No one deserves this. No child deserves this. And Amish children certainly don’t deserve this. They should be doing other things — like learning, like farming, like driving their buggies down country roads, like even playing baseball on a day like today — but not fearing for their lives because of a madman with a gun, not laying bleeding and dying. There’s something sick and wrong about a society in which something like this can happen to a people so innocent and special and gentle and unique.

I doubt this was the schoolhouse I drove past. I certainly hope it was not. But it could have been, and now my special little, odd little memory of Amish children playing baseball is tinged with a sadness it doesn’t deserve because those children who were shot this morning could well have been the children I saw playing baseball those short years ago.

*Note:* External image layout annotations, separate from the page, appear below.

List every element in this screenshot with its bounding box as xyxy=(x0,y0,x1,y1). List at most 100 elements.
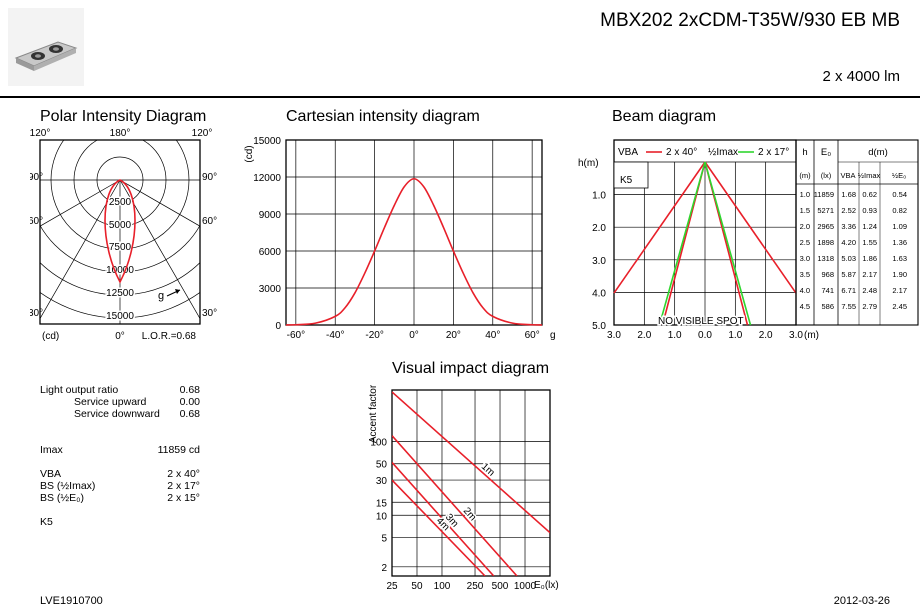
beam-table-cell: 3.36 xyxy=(841,222,856,231)
polar-angle-label: 90° xyxy=(202,172,217,183)
polar-ring-label: 10000 xyxy=(106,265,134,276)
cartesian-y-tick: 9000 xyxy=(259,210,282,221)
beam-table-cell: 2.0 xyxy=(800,222,810,231)
visual-impact-line xyxy=(392,479,486,576)
stat-value: 2 x 40° xyxy=(167,468,200,480)
luminaire-product-image xyxy=(8,8,84,86)
polar-ring-label: 12500 xyxy=(106,288,134,299)
visual-impact-y-tick: 5 xyxy=(381,533,387,544)
beam-table-cell: 1.5 xyxy=(800,206,810,215)
beam-table-cell: 1.09 xyxy=(892,222,907,231)
visual-impact-line xyxy=(392,435,518,576)
beam-table-cell: 2.48 xyxy=(862,286,877,295)
cartesian-x-tick: 20° xyxy=(446,330,461,341)
beam-table-cell: 0.93 xyxy=(862,206,877,215)
cartesian-y-tick: 6000 xyxy=(259,247,282,258)
beam-cone-line xyxy=(704,161,797,294)
beam-table-cell: 4.20 xyxy=(841,238,856,247)
polar-intensity-curve xyxy=(104,179,136,284)
polar-angle-label: 120° xyxy=(192,128,213,139)
plane-arrowhead xyxy=(175,289,180,294)
visual-impact-title: Visual impact diagram xyxy=(392,360,550,377)
beam-table-cell: 968 xyxy=(821,270,834,279)
beam-table-cell: 4.5 xyxy=(800,302,810,311)
beam-table-cell: 1.90 xyxy=(892,270,907,279)
polar-unit-label: (cd) xyxy=(42,331,59,342)
beam-table-cell: 1.36 xyxy=(892,238,907,247)
beam-diagram: VBA 2 x 40° ½Imax 2 x 17° K5 h(m) 1.02.0… xyxy=(578,139,919,341)
visual-impact-y-tick: 10 xyxy=(376,511,388,522)
beam-table-cell: 6.71 xyxy=(841,286,856,295)
beam-table-cell: 586 xyxy=(821,302,834,311)
stat-value: 0.00 xyxy=(179,396,200,408)
document-date: 2012-03-26 xyxy=(833,595,890,607)
polar-intensity-diagram: 120° 180° 120° 90° 90° 60° 60° 30° 30° 2… xyxy=(30,128,217,342)
visual-impact-x-tick: 100 xyxy=(434,581,451,592)
cartesian-y-tick: 3000 xyxy=(259,284,282,295)
cartesian-x-tick: -40° xyxy=(326,330,344,341)
beam-table-cell: 2.79 xyxy=(862,302,877,311)
cartesian-y-tick: 12000 xyxy=(253,173,281,184)
beam-cone-line xyxy=(613,161,706,294)
visual-impact-line-label: 2m xyxy=(461,506,478,524)
stat-value: 0.68 xyxy=(179,408,200,420)
document-code: LVE1910700 xyxy=(40,595,103,607)
visual-impact-y-tick: 30 xyxy=(376,476,388,487)
polar-ring-label: 7500 xyxy=(109,242,132,253)
stat-value: 11859 cd xyxy=(157,444,200,456)
beam-x-tick: 1.0 xyxy=(668,330,682,341)
visual-impact-x-tick: 25 xyxy=(386,581,398,592)
table-subheader: (lx) xyxy=(821,171,832,180)
beam-table-cell: 1.24 xyxy=(862,222,877,231)
stat-label: Imax xyxy=(40,444,63,456)
beam-table-cell: 7.55 xyxy=(841,302,856,311)
polar-spoke xyxy=(40,179,121,227)
table-header-e0: E₀ xyxy=(821,147,831,158)
beam-table-cell: 1.68 xyxy=(841,190,856,199)
table-subheader: (m) xyxy=(799,171,811,180)
beam-y-tick: 1.0 xyxy=(592,191,606,202)
stat-label: BS (½E₀) xyxy=(40,492,85,504)
cartesian-title: Cartesian intensity diagram xyxy=(286,108,480,125)
beam-table-cell: 1898 xyxy=(817,238,834,247)
visual-impact-y-tick: 50 xyxy=(376,460,388,471)
beam-x-tick: 2.0 xyxy=(637,330,651,341)
cartesian-x-tick: -20° xyxy=(365,330,383,341)
polar-angle-label: 120° xyxy=(30,128,50,139)
beam-y-tick: 4.0 xyxy=(592,288,606,299)
beam-y-tick: 5.0 xyxy=(592,321,606,332)
beam-legend-40: 2 x 40° xyxy=(666,147,697,158)
cartesian-x-tick: 40° xyxy=(485,330,500,341)
cartesian-y-tick: 0 xyxy=(275,321,281,332)
beam-x-tick: 0.0 xyxy=(698,330,712,341)
visual-impact-x-unit: E₀(lx) xyxy=(534,580,559,591)
beam-table-cell: 1.0 xyxy=(800,190,810,199)
header-divider xyxy=(0,96,920,98)
beam-annotation: NO VISIBLE SPOT xyxy=(658,316,744,327)
stat-label: Light output ratio xyxy=(40,384,119,396)
stat-label: BS (½Imax) xyxy=(40,480,96,492)
beam-table-cell: 1.63 xyxy=(892,254,907,263)
beam-y-unit: h(m) xyxy=(578,158,599,169)
polar-ring-label: 5000 xyxy=(109,220,132,231)
cartesian-y-unit: (cd) xyxy=(244,145,255,162)
stat-value: 2 x 17° xyxy=(167,480,200,492)
polar-ring-label: 2500 xyxy=(109,197,132,208)
beam-table-cell: 2.5 xyxy=(800,238,810,247)
polar-angle-label: 180° xyxy=(110,128,131,139)
cartesian-x-tick: 60° xyxy=(525,330,540,341)
visual-impact-y-tick: 2 xyxy=(381,563,387,574)
visual-impact-x-tick: 50 xyxy=(411,581,423,592)
table-header-d: d(m) xyxy=(868,147,888,158)
polar-spoke xyxy=(119,179,200,320)
beam-table-cell: 1318 xyxy=(817,254,834,263)
beam-class-label: K5 xyxy=(620,175,633,186)
beam-table-cell: 0.82 xyxy=(892,206,907,215)
visual-impact-y-label: Accent factor xyxy=(368,384,379,443)
beam-table-cell: 3.5 xyxy=(800,270,810,279)
stat-label: VBA xyxy=(40,468,62,480)
beam-x-tick: 3.0 xyxy=(789,330,803,341)
beam-x-tick: 3.0 xyxy=(607,330,621,341)
beam-table-cell: 1.86 xyxy=(862,254,877,263)
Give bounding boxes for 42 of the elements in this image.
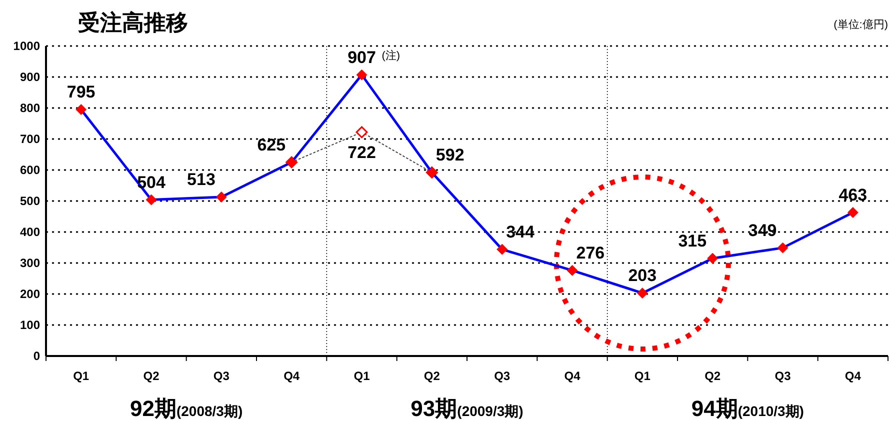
x-tick-label: Q3 bbox=[213, 369, 230, 383]
y-tick-label: 400 bbox=[20, 225, 40, 240]
data-label: 592 bbox=[436, 145, 464, 164]
y-tick-label: 800 bbox=[20, 101, 40, 116]
y-tick-label: 700 bbox=[20, 132, 40, 146]
x-tick-label: Q3 bbox=[774, 369, 792, 383]
x-tick-label: Q4 bbox=[284, 369, 300, 383]
data-label: 625 bbox=[257, 135, 286, 154]
y-tick-label: 100 bbox=[20, 318, 40, 332]
y-tick-label: 500 bbox=[20, 194, 40, 208]
x-tick-label: Q4 bbox=[564, 369, 581, 383]
text: 92期(2008/3期) bbox=[130, 396, 243, 421]
data-label: 504 bbox=[137, 172, 166, 192]
text: 93期(2009/3期) bbox=[410, 396, 524, 421]
y-tick-label: 1000 bbox=[13, 39, 40, 54]
y-tick-label: 900 bbox=[20, 70, 40, 84]
data-label: 907 bbox=[348, 48, 376, 67]
data-label: 203 bbox=[628, 266, 657, 286]
text: (単位:億円) bbox=[834, 18, 888, 31]
data-label: 349 bbox=[748, 220, 777, 240]
x-tick-label: Q1 bbox=[634, 369, 651, 383]
x-tick-label: Q1 bbox=[354, 369, 370, 383]
x-tick-label: Q1 bbox=[73, 369, 90, 383]
data-label: 463 bbox=[838, 185, 868, 204]
data-label: 513 bbox=[187, 170, 216, 189]
x-tick-label: Q2 bbox=[424, 369, 440, 383]
y-tick-label: 600 bbox=[20, 163, 40, 178]
y-tick-label: 200 bbox=[20, 287, 40, 302]
y-tick-label: 0 bbox=[33, 349, 40, 364]
x-tick-label: Q3 bbox=[494, 369, 510, 383]
data-label: 722 bbox=[348, 143, 376, 162]
x-tick-label: Q2 bbox=[143, 369, 160, 383]
data-label: 276 bbox=[576, 243, 605, 262]
annotation: (注) bbox=[382, 48, 400, 62]
data-label: 344 bbox=[506, 222, 535, 242]
data-label: 315 bbox=[678, 231, 707, 250]
text: 94期(2010/3期) bbox=[691, 396, 804, 421]
data-label: 795 bbox=[66, 82, 96, 102]
x-tick-label: Q2 bbox=[704, 369, 721, 383]
chart-title: 受注高推移 bbox=[78, 10, 188, 35]
x-tick-label: Q4 bbox=[844, 369, 862, 383]
y-tick-label: 300 bbox=[20, 256, 40, 270]
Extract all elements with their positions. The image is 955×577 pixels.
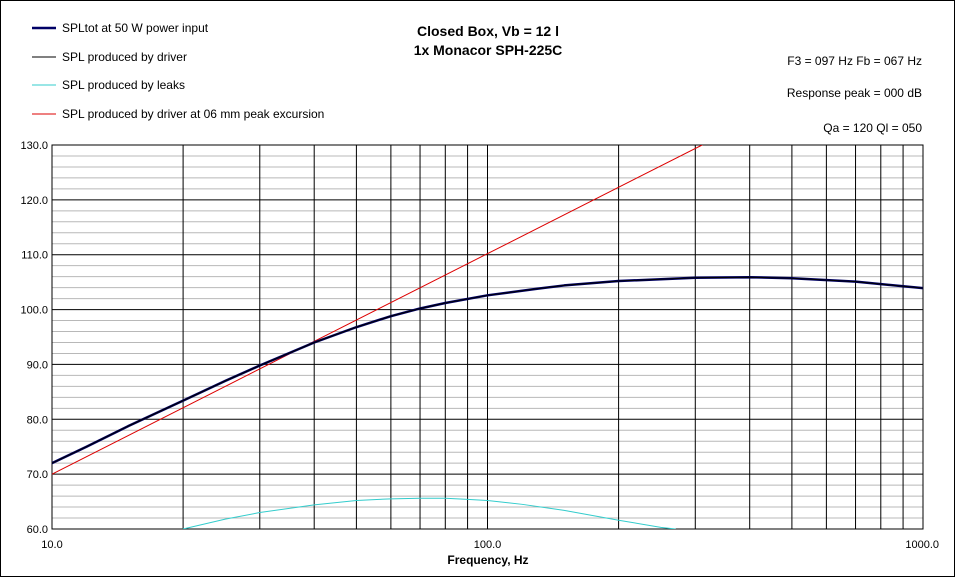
chart-title-line-1: Closed Box, Vb = 12 l bbox=[417, 23, 559, 39]
legend-label-1: SPLtot at 50 W power input bbox=[62, 21, 209, 35]
y-tick-label: 120.0 bbox=[20, 195, 48, 207]
chart-title-line-2: 1x Monacor SPH-225C bbox=[414, 42, 563, 58]
y-tick-label: 90.0 bbox=[27, 359, 48, 371]
info-qa-ql: Qa = 120 Ql = 050 bbox=[823, 121, 922, 135]
info-response-peak: Response peak = 000 dB bbox=[787, 86, 922, 100]
series-line-4 bbox=[52, 145, 703, 475]
y-tick-label: 60.0 bbox=[27, 524, 48, 536]
x-tick-label: 10.0 bbox=[41, 539, 62, 551]
y-tick-label: 70.0 bbox=[27, 469, 48, 481]
y-tick-label: 100.0 bbox=[20, 305, 48, 317]
major-gridlines bbox=[51, 144, 924, 530]
y-tick-label: 110.0 bbox=[21, 250, 48, 262]
x-tick-label: 100.0 bbox=[474, 539, 502, 551]
series-line-3 bbox=[182, 497, 676, 529]
x-axis-tick-labels: 10.0 100.0 1000.0 bbox=[41, 539, 939, 551]
y-tick-label: 80.0 bbox=[27, 414, 48, 426]
y-axis-tick-labels: 60.0 70.0 80.0 90.0 100.0 110.0 120.0 130.0 bbox=[20, 140, 48, 536]
info-f3-fb: F3 = 097 Hz Fb = 067 Hz bbox=[787, 54, 922, 68]
plot-area-border bbox=[51, 144, 924, 530]
y-tick-label: 130.0 bbox=[20, 140, 48, 152]
legend-label-2: SPL produced by driver bbox=[62, 50, 187, 64]
legend: SPLtot at 50 W power input SPL produced … bbox=[32, 21, 324, 121]
legend-label-4: SPL produced by driver at 06 mm peak exc… bbox=[62, 107, 324, 121]
legend-label-3: SPL produced by leaks bbox=[62, 78, 185, 92]
series-layer bbox=[52, 145, 923, 529]
x-tick-label: 1000.0 bbox=[905, 539, 939, 551]
series-line-2 bbox=[52, 276, 923, 464]
x-axis-label: Frequency, Hz bbox=[447, 553, 528, 567]
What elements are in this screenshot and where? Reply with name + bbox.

One thought on “On a School Shooting

  1. It really is a scary thing. That is a beautiful area and truthfully, that’s one of the last places I would expect something like that to happen. It’s also scary to think that I know a hundred ways into and out of my high school without setting off any alarms. I’ve only been in high school for a month and I could get in. We really need to rethink where this is stemming from.

    Naturally, banning gus comes to mind as a first step. Will we ever be able to stop people from getting guns? Along with banning guns we need to step up security at our high schools. This took place dangerously close to where I live and It’s a scary thing.

    Our country needs to do something about it. Some schools in my state employ one cop! One! There is no security at all in other schools. This is really a serious problem.